Barthel is the king of Italy's shabby-chic interior designers. His shop and HQ near the Porta Romana is a treasure trove of old copper pots, worn leather armchairs, antique Vietri floor tiles, picture frames, and other exquisitely tasteful domestic bibelots, with originals and reproductions merging seamlessly in the mix. You can buy single items, though the place is essentially a calling card for Barthel's thriving design consultancy. But for anyone interested in the new-old Tuscan country look, a wander around the designer's lair is a great source of inspiration.

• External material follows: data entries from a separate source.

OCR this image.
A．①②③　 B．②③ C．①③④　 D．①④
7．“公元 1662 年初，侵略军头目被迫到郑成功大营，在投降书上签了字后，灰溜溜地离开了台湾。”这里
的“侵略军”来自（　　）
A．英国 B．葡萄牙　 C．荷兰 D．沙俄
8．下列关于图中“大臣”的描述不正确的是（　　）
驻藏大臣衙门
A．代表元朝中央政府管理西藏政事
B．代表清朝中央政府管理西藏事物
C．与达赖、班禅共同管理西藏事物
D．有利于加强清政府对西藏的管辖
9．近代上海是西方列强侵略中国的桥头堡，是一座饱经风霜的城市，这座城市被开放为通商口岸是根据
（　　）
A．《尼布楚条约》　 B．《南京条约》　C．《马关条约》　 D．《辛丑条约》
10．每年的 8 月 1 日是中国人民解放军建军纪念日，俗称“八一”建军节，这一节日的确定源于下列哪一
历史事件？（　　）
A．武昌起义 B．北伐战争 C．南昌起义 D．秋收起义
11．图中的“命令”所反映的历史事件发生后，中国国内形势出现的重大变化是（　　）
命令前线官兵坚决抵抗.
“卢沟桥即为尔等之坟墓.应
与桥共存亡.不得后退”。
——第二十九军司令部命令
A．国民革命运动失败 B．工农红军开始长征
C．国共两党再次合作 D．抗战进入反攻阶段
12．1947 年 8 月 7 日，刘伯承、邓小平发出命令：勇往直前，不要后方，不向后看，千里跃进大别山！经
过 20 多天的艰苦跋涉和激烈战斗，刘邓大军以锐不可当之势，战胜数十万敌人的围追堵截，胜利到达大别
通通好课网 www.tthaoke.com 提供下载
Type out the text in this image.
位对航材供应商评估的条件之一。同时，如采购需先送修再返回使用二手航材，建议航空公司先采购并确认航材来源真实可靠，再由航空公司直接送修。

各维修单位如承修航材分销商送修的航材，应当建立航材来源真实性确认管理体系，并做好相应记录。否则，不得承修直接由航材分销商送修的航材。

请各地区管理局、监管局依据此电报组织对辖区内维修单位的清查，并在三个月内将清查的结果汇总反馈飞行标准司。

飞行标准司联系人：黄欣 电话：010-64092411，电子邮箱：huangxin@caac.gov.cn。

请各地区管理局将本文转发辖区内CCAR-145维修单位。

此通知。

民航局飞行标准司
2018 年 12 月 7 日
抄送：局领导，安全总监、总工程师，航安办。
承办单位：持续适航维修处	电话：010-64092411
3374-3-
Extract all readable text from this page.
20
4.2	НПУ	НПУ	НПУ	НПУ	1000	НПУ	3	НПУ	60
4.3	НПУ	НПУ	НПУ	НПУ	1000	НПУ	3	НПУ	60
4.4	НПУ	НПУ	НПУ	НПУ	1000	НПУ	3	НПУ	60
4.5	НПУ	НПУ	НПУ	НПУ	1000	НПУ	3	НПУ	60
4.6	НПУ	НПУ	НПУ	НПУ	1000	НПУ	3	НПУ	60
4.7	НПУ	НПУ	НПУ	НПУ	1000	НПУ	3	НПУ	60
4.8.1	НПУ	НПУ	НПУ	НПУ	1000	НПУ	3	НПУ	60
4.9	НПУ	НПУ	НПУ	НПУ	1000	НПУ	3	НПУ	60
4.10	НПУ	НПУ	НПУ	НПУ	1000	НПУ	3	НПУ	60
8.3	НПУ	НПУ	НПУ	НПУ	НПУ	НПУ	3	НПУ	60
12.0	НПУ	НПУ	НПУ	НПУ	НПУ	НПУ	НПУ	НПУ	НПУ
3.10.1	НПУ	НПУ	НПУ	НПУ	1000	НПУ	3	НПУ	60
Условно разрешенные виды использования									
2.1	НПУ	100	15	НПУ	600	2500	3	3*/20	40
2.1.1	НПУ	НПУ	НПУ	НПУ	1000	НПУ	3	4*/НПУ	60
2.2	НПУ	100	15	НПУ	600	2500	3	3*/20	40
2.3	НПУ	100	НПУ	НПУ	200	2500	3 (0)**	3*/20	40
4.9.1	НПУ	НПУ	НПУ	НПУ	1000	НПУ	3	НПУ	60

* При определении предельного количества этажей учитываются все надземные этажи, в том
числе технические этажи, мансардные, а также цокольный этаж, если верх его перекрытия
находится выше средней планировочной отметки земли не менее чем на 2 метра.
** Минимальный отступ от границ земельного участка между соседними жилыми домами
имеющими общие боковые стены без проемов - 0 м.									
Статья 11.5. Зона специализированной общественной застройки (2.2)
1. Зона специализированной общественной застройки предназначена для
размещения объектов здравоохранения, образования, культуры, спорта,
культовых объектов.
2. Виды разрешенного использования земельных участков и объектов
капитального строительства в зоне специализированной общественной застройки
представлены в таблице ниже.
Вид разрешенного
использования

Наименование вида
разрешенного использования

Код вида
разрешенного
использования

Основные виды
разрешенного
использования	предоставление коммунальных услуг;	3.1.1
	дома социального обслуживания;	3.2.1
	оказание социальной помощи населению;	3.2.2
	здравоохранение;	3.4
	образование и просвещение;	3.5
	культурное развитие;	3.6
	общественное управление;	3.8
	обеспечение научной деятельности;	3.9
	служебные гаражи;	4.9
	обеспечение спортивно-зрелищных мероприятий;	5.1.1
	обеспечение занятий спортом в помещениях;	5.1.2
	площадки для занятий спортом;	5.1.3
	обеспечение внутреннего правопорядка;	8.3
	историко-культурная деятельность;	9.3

Open Mondays through Fridays 9 am to 1 pm and 3:30 to 7:30 pm, and Saturdays 9 am to 1 pm, October through April.

Roberto Cavalli
83/r Via Tornabuoni
Florence
Italy
Tel: 39 055 239 6226
www.robertocavalli.it

Local boy Roberto Cavalli's flagship store opened a couple of years ago, controversially taking over a space previously occupied by Giacosa, one of Florence's classic cafés. The mouthwatering cakes and pastries in the window have been replaced by Cavalli's brash rock-star creations. When you get fed up with shopping (or to recover from the price tag on that pair of skintight, sequined, and ripped-up jeans), pop next door to Cavalli's café, where you can perch on a leopard-skin ottoman and watch a catwalk show on the huge video screen while sipping a cocktail; you might even catch a glimpse of the man himself.

Roberto Ugolino
17/r Via dei Michelozzi
Florence
Italy
Tel: 39 055 216 246
www.roberto-ugolini.com

Young shoemaker Roberto Ugolini's small workshop is just off Piazza Santo Spirito; you can watch him and his apprentices at work turning out exquisite men's shoes. From the first measurements to the finished article, expect to wait about four months, but the result will be well worth the patience required, and the shoes will last for years. Ugolini's models are mostly along fairly traditional lines: wingtips and monk straps with various degrees of decoration in a whole range of colors.

Closed Sundays.

Scuola del Cuioio
5/r Via San Giuseppe
Florence
Italy
Tel: 39 055 244 533
www.leatherschool.com

Created as a vocational charity for war orphans, this leather school is located inside the cloisters of Santa Croce church (you can also enter through the church itself). Apart from perusing a wide range of high-quality leather goods (jackets, bags, luggage, accessories, gift items, and a great selection of change purses and wallets), all at very reasonable prices, you can actually watch craftsmen and their apprentices at work. You can also have goods custom-made in calfskin, ostrich, or crocodile in a huge range of colors.

Information may have changed since the date of publication. Please confirm details with individual establishments before planning your trip.